Ritual Katodo merupakan salah satu ritual yang rutin diselenggarakan oleh masyarakat adat Pautoda yang bertempat tinggal di Desa Pautola, Kecamatan Keo Tengah, Kabupaten Nagekeo. Ritual ini terdiri dari berbagai macam prosesi lainnya. Antara lain sebagai berikut:
1. Katodo
Keempat orang (4 Ana Susu) turun dari rumah pokok (Sao Mere) Kepala Suku Pau dengan perlengkapan berupa tikar (tee), bere berisi beras mentah, berpakaian adat, berdestar merah. Keempat ana susu turun menuju halaman rumah ritual (“Sao Enda”) dan langsung membentangkan tikar. Keempatnya pun duduk di tikar yang terbentang. Para istri ana susu menyusul datang membawa makanan berupa nasi, daging ayam (hambar/tanpa garam) dan tuak/moke, beserta perlengkapan makan berupa tepa (alat makan yang terbuat dari daun lontar), moku (tempat minum yang terbuat dari bambu), menghidangkan makanan yang dibawa untuk suami mereka masing-masing.
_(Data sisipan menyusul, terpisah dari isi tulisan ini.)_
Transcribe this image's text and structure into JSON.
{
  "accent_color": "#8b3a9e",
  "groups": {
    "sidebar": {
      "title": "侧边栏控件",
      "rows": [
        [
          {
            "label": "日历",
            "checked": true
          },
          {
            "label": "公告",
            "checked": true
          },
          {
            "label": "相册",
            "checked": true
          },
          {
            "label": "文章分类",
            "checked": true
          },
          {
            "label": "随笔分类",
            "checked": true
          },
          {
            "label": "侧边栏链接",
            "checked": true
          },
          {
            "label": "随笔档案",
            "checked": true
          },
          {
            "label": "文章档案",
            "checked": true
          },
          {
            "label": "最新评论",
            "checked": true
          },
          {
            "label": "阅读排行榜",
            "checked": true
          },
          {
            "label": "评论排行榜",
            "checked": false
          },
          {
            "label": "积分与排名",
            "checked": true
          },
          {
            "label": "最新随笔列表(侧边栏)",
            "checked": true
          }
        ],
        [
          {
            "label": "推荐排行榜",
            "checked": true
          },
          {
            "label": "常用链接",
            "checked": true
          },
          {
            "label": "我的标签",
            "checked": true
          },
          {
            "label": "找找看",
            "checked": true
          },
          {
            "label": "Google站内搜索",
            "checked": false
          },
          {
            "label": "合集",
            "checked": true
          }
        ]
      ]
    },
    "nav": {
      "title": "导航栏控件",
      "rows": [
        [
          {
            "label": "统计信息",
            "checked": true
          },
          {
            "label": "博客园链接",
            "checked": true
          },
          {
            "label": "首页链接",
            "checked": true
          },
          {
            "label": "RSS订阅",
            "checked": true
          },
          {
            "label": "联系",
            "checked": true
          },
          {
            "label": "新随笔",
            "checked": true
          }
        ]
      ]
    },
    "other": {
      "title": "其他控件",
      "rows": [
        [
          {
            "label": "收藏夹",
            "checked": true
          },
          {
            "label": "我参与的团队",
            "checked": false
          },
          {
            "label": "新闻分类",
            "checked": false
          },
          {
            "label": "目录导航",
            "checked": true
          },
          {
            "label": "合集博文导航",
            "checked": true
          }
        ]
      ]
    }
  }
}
Selanjutnya keempat ana susu makan makanan yang dihidangkan istri mereka. Selesai makan, peralatan makan diambil oleh masing-masing istri dan dibawa ke rumah mereka masing-masing dan segera kembali untuk melanjutkan ritual berikutnya. Sementara sekelompok pemuda membawa kayu bakar dan membakarnya. Prosesi pun dilanjutkan dengan pute wutu wesa rea.
2. Pute Wutu Wesa Rea
Setelah para istri tiba kembali di tempat acara ritual, para ana susu mengambil beras dari bere mereka masing-masing dan merecikinya ke peo. Selanjutnya datanglah para pemukul gong gendang. Tanpa dikomandoi, para pemukul gong gendang langsung membunyikan alat musik gong gendang. Diiringi alat musik yang ada, keempat ana susu menari keliling api yang sedang menyala sebanyak empat putaran, mengikuti banyaknya jeda pukulan (empat kali gong gendang dibunyikan). Menyusul keempat istri ana susu pun menari empat putaran mengelilingi api. Pute wutu wesa rea pun berakhir, acara dilanjutkan.
3. Daka Ana
Sejumlah pria dan wanita (dari kampung Paumali) berpakaian adat lengkap masuk ke area wewa enda (halaman sao enda). Peserta membentuk empat baris berjajar. Dikomandoi beberapa orang lelaki dari peserta, peserta menghentakan kaki ke tanah. Hentakan kaki peserta dilakukan secara beraturan (berirama). Mengikuti irama bersangkutan, peserta mendendangkan syair-syair. Syair yang didendangkan berisikan harapan kepada pemuka yang mendiami kampung Pau dan Kampung Toda agar tidak meninggalkan mereka yang tinggal di Kelimari. Dan tarian dari warga Kampung Paumali berakhir.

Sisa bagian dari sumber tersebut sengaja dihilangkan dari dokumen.